13) How long do we keep your information for?

We keep your personal information only as long as necessary to deliver assessments and learning services, meet our legal and regulatory obligations, and handle enquiries or appeals. Retention periods may vary depending on the type of information and the requirements of the countries in which we operate.

• Assessment results and related records – retained on a long-term basis so you or third parties (such as universities or employers) can verify your achievements. 

• Exams and financial records – usually kept up to 6 years to meet legal, contractual, and tax requirements.

• Health or access arrangement information – kept only for as long as needed to arrange and administer your assessment, in line with our internal policies for special category data.

• Anonymised or de-identified information – may be kept for longer for research, statistical analysis, and quality assurance because it no longer identifies you.
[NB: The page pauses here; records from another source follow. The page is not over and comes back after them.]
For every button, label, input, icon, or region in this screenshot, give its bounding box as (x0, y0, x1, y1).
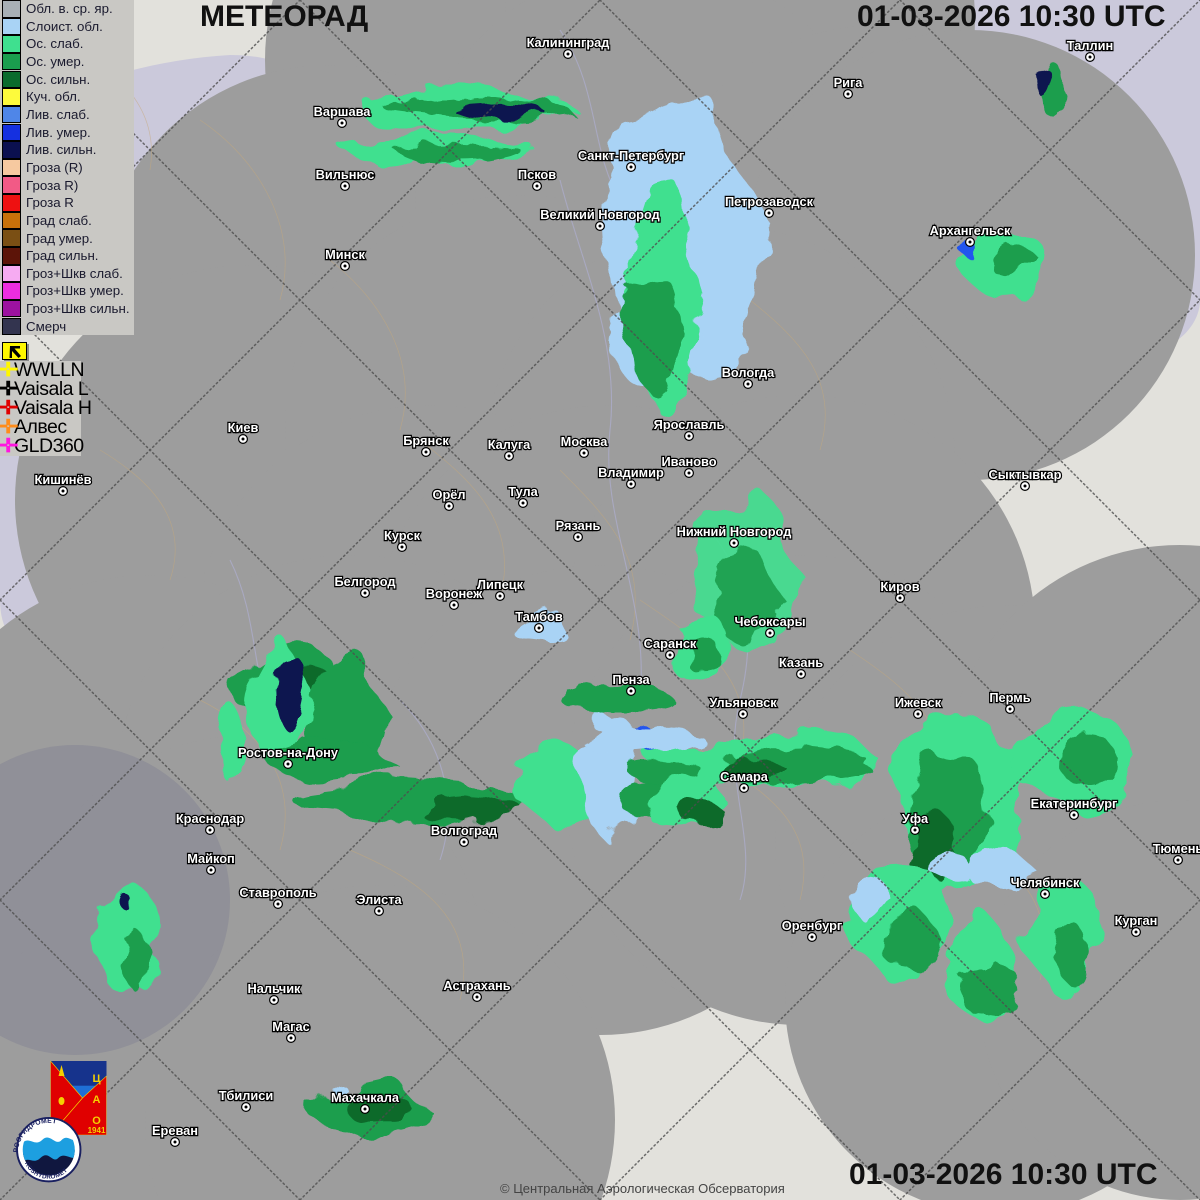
svg-text:Минск: Минск (325, 247, 365, 262)
svg-text:Краснодар: Краснодар (176, 811, 244, 826)
svg-text:А: А (93, 1094, 101, 1106)
svg-text:Рязань: Рязань (556, 518, 601, 533)
svg-text:Майкоп: Майкоп (187, 851, 235, 866)
svg-text:Оренбург: Оренбург (782, 918, 842, 933)
svg-text:Саранск: Саранск (644, 636, 697, 651)
svg-text:Ижевск: Ижевск (895, 695, 942, 710)
svg-text:Тюмень: Тюмень (1153, 841, 1200, 856)
svg-text:Ставрополь: Ставрополь (239, 885, 316, 900)
svg-text:Нижний Новгород: Нижний Новгород (677, 524, 792, 539)
svg-text:Пенза: Пенза (612, 672, 650, 687)
svg-text:01-03-2026 10:30 UTC: 01-03-2026 10:30 UTC (857, 0, 1166, 33)
svg-text:Элиста: Элиста (356, 892, 402, 907)
svg-text:Киев: Киев (228, 420, 259, 435)
svg-text:Вологда: Вологда (722, 365, 775, 380)
svg-text:Петрозаводск: Петрозаводск (725, 194, 814, 209)
svg-text:Липецк: Липецк (477, 577, 524, 592)
svg-text:Тбилиси: Тбилиси (219, 1088, 274, 1103)
svg-text:Москва: Москва (561, 434, 609, 449)
svg-text:Сыктывкар: Сыктывкар (989, 467, 1062, 482)
svg-text:Санкт-Петербург: Санкт-Петербург (578, 148, 684, 163)
svg-text:Пермь: Пермь (989, 690, 1030, 705)
svg-text:Самара: Самара (720, 769, 769, 784)
svg-text:Белгород: Белгород (334, 574, 395, 589)
svg-text:Архангельск: Архангельск (930, 223, 1011, 238)
svg-text:01-03-2026 10:30 UTC: 01-03-2026 10:30 UTC (849, 1158, 1158, 1191)
svg-text:Калуга: Калуга (488, 437, 531, 452)
svg-text:Тамбов: Тамбов (515, 609, 563, 624)
svg-text:МЕТЕОРАД: МЕТЕОРАД (200, 0, 368, 33)
svg-text:Таллин: Таллин (1067, 38, 1113, 53)
svg-text:Великий Новгород: Великий Новгород (540, 207, 660, 222)
svg-text:Вильнюс: Вильнюс (316, 167, 375, 182)
svg-text:Ярославль: Ярославль (654, 417, 725, 432)
svg-text:Варшава: Варшава (314, 104, 372, 119)
svg-text:Орёл: Орёл (432, 487, 465, 502)
svg-text:Чебоксары: Чебоксары (734, 614, 805, 629)
svg-text:Ульяновск: Ульяновск (709, 695, 777, 710)
svg-text:Ереван: Ереван (152, 1123, 198, 1138)
svg-text:Ростов-на-Дону: Ростов-на-Дону (238, 745, 339, 760)
svg-text:Махачкала: Махачкала (331, 1090, 400, 1105)
svg-text:Нальчик: Нальчик (248, 981, 302, 996)
svg-text:Рига: Рига (834, 75, 864, 90)
svg-text:Владимир: Владимир (598, 465, 664, 480)
svg-text:Брянск: Брянск (403, 433, 449, 448)
svg-text:Калининград: Калининград (527, 35, 610, 50)
svg-text:Курган: Курган (1115, 913, 1158, 928)
svg-text:Киров: Киров (880, 579, 919, 594)
svg-text:Уфа: Уфа (902, 811, 929, 826)
svg-text:1941: 1941 (88, 1126, 106, 1135)
svg-text:Магас: Магас (272, 1019, 310, 1034)
svg-text:Екатеринбург: Екатеринбург (1031, 796, 1118, 811)
svg-text:Казань: Казань (779, 655, 823, 670)
svg-text:Псков: Псков (518, 167, 556, 182)
svg-text:Воронеж: Воронеж (426, 586, 483, 601)
svg-text:© Центральная Аэрологическая О: © Центральная Аэрологическая Обсерватори… (500, 1181, 785, 1196)
svg-text:Курск: Курск (384, 528, 421, 543)
svg-text:Тула: Тула (508, 484, 538, 499)
svg-text:Челябинск: Челябинск (1011, 875, 1080, 890)
svg-text:Кишинёв: Кишинёв (35, 472, 92, 487)
svg-text:Астрахань: Астрахань (443, 978, 510, 993)
svg-text:Ц: Ц (92, 1073, 100, 1085)
svg-text:Волгоград: Волгоград (431, 823, 497, 838)
svg-text:Иваново: Иваново (661, 454, 716, 469)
14) How you can control your personal information

You have rights over your personal information. You can:

• Ask for a copy of your information

• Ask us to correct or delete it 

• Tell us to stop using it in some cases

• Ask us to send it to someone else 

• Withdraw consent (such as: stop marketing messages).

These rights are not absolute - if a right does not apply or only applies to some of your information or some of the things we do with it, we will let you know as part of our reply to you.

To exercise your rights, contact us at privacy@cambridge.org.

Our Data Protection Officer is Trilateral Research Ltd. 

• Contact them at: dpo@admin.cam.ac.uk or write to them at:

• Trilateral Research Ltd, 1 Knightsbridge Green, London SW1X 7QA.

If you are unhappy with how we have used your information, you can make a complaint to a data protection supervisory authority.

• If you are in the UK, the supervisory authority is the Information Commissioner's Office (ICO). You can visit their website here.

• If you are in the EU, you can find your local data protection authority here

15) Children’s personal data

Some of our learners and candidates are under 18. We handle children’s data with particular care, in line with data protection law and relevant safeguarding requirements. 

We do not typically rely on consent to process children’s personal data. Most of our processing is based on public task, legal obligation, or legitimate interest (e.g., delivering qualifications, ensuring access arrangements, or complying with exam regulations).

However, where consent is required for a specific service – such as certain online tools or marketing communications – we follow the UK GDPR age threshold for digital consent, which is 13 years old. If a learner is under 13, we require consent to be given by someone with parental responsibility.

In some cases, a parent, guardian, or school may also act on the children’s behalf to exercise data protection rights, depending on the child’s age and ability to understand those rights.

We take additional steps to protect children’s data, such as:

• Limiting access to staff with a need to know 

• Applying appropriate retention periods

• Ensuring clear communication suitable for younger audiences

• Embedding child-protection considerations in service design.

16) Updates to this notice

We update this notice if things change.

You can always find the latest version on our website.